Gala de l’Association des anciens élèves des Instituts régionaux d’administration (IRA) – 2022

Hôtel de ville de Paris – 2 avril 2022

Je vous remercie Monsieur le président Laurent Bornia ainsi que votre équipe de m’avoir invité à parrainer ce gala 2022 de l’Association des anciens élèves des Instituts régionaux d’administration (IRA). J’en suis honoré et je peux vous le dire avec sincérité très heureux de cet honneur que vous me faites car, sans doute pour me garder d’un certain élitisme, j’ai un attachement particulier pour ce moyen de recrutement et de formation des cadres de la fonction publique. J’ai traduit cette inclination pendant ma période ministérielle en posant la première pierre de l’IRA de Lyon en 1981, en inaugurant les nouveaux locaux de l’IRA de Bastia  début 1982, ceux de Lille en 1984. Et aussi, en donnant des conférences à l’IRA de Metz et en y célébrant le 30e anniversaire du statut général des fonctionnaires de 1983  avec le premier ministre  Jean-Marc Ayrault. J’ai aussi visité l’IRA de Nantes., Je justifie depuis mon intérêt pour les IRA  en raison de leurs caractéristiques propres : une base de recrutement décentralisée et socialement diversifié, un niveau de qualification initiale élevé comparable à celui exigé dans les autres écoles pourvoyant la haute fonction publique, un esprit de service public soucieux du travail de terrain et de proximité pour répondre aux besoins des populations. Bref, des marques d’authenticité susceptible de définir un véritable modèle.
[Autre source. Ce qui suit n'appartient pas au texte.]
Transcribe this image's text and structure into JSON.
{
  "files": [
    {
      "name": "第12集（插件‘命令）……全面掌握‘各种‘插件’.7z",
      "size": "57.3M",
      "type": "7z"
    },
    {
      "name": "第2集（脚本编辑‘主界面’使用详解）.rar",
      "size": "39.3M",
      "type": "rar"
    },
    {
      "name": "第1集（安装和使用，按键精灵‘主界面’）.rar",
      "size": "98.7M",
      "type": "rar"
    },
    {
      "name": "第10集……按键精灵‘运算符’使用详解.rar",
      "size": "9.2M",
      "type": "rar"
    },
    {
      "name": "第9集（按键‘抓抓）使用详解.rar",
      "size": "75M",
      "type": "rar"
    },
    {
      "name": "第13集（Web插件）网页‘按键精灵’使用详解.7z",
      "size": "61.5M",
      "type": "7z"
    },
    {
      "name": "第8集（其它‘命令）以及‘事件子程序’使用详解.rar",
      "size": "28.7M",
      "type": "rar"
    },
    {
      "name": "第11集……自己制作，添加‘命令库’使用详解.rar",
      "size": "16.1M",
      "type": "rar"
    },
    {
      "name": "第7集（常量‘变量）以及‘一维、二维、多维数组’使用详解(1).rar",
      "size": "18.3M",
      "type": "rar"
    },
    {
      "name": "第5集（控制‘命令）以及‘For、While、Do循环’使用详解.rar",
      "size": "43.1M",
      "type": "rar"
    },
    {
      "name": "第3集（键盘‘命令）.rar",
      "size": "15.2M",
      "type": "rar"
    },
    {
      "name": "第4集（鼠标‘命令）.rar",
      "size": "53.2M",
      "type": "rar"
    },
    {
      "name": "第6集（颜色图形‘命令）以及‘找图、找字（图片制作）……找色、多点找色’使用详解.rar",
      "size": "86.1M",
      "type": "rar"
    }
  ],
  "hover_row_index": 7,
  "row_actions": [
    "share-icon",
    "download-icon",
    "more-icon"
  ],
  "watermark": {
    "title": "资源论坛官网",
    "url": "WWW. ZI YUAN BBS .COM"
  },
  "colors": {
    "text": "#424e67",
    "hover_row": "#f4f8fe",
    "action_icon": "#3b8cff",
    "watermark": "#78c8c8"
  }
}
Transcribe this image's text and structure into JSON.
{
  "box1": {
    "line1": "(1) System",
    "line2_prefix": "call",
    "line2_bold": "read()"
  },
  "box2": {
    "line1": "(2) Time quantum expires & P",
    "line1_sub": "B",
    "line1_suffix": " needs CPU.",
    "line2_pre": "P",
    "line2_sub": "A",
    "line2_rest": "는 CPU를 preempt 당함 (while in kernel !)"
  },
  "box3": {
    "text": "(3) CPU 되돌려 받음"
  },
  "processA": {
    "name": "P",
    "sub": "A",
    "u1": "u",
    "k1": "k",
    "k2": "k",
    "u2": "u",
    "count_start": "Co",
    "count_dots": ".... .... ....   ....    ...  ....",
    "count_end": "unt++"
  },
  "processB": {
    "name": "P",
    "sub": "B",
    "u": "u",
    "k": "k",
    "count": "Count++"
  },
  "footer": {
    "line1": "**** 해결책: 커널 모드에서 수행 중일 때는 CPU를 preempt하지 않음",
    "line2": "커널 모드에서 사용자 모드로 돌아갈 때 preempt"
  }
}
Ces appréciations générales doivent évidemment être replacées dans le contexte actuel. Je note préalablement pour m’en réjouir que si l’École nationale d’administration (ENA) a été supprimée, les IRA ne l’ont pas été. Je ne m’avancerais pas cependant pour croire qu’il s’agit là d’un hommage au modèle IRA. Plus généralement la codification du statut général des fonctionnaires qui vient d’intervenir a intégré aux lois de 1983–1984–1986 déjà profondément dénaturées, la loi  dite de transformation de la fonction publique du 6 août 2019 qui tend à  consacrer l’alignement du public sur le privé dont je tiens à dire que je le désapprouve. Malgré cela, je reste optimiste sur l’avenir de la fonction publique. J’ai même annoncé récemment dans un livre que le XXIe  siècle connaîtrai probablement un « nouvel âge d’or » du service public, et ceci pour les raisons suivantes. D’abord, sur le très long terme, l’existence de tendances lourdes : une sécularisation et une autonomisation de l’appareil d’État, une extension constante de la sphère administrative, ; une socialisation croissante des financements publics pour répondre à des besoins sociaux en forte expansion et maintenir la cohésion sociale ; une maturation des concepts d’intérêt général, de service public, de fonction publique. Ensuite, sur le moyen terme écoulé, on peut relever que rares sont les personnalités politiques qui proposent aujourd’hui des réductions d’effectifs de fonctionnaires ni même des réductions des crédits affectés aux services publics, des catégories de salariés des services publics ont fait, dans la pandémie, la démonstration de la nécessité de leur reconnaissance, notamment dans les services de santé, d’assistance sociale, d’éducation, de services de proximité, etc. Enfin, pour toutes ces raisons ce que nous venons de vivre porte enseignement pour l’avenir proche et lointain à partir d’un constat qui peut étonner dans toutes ces vicissitudes : le statut général continue d’exister ce qui pose la question de son évolution nécessaire..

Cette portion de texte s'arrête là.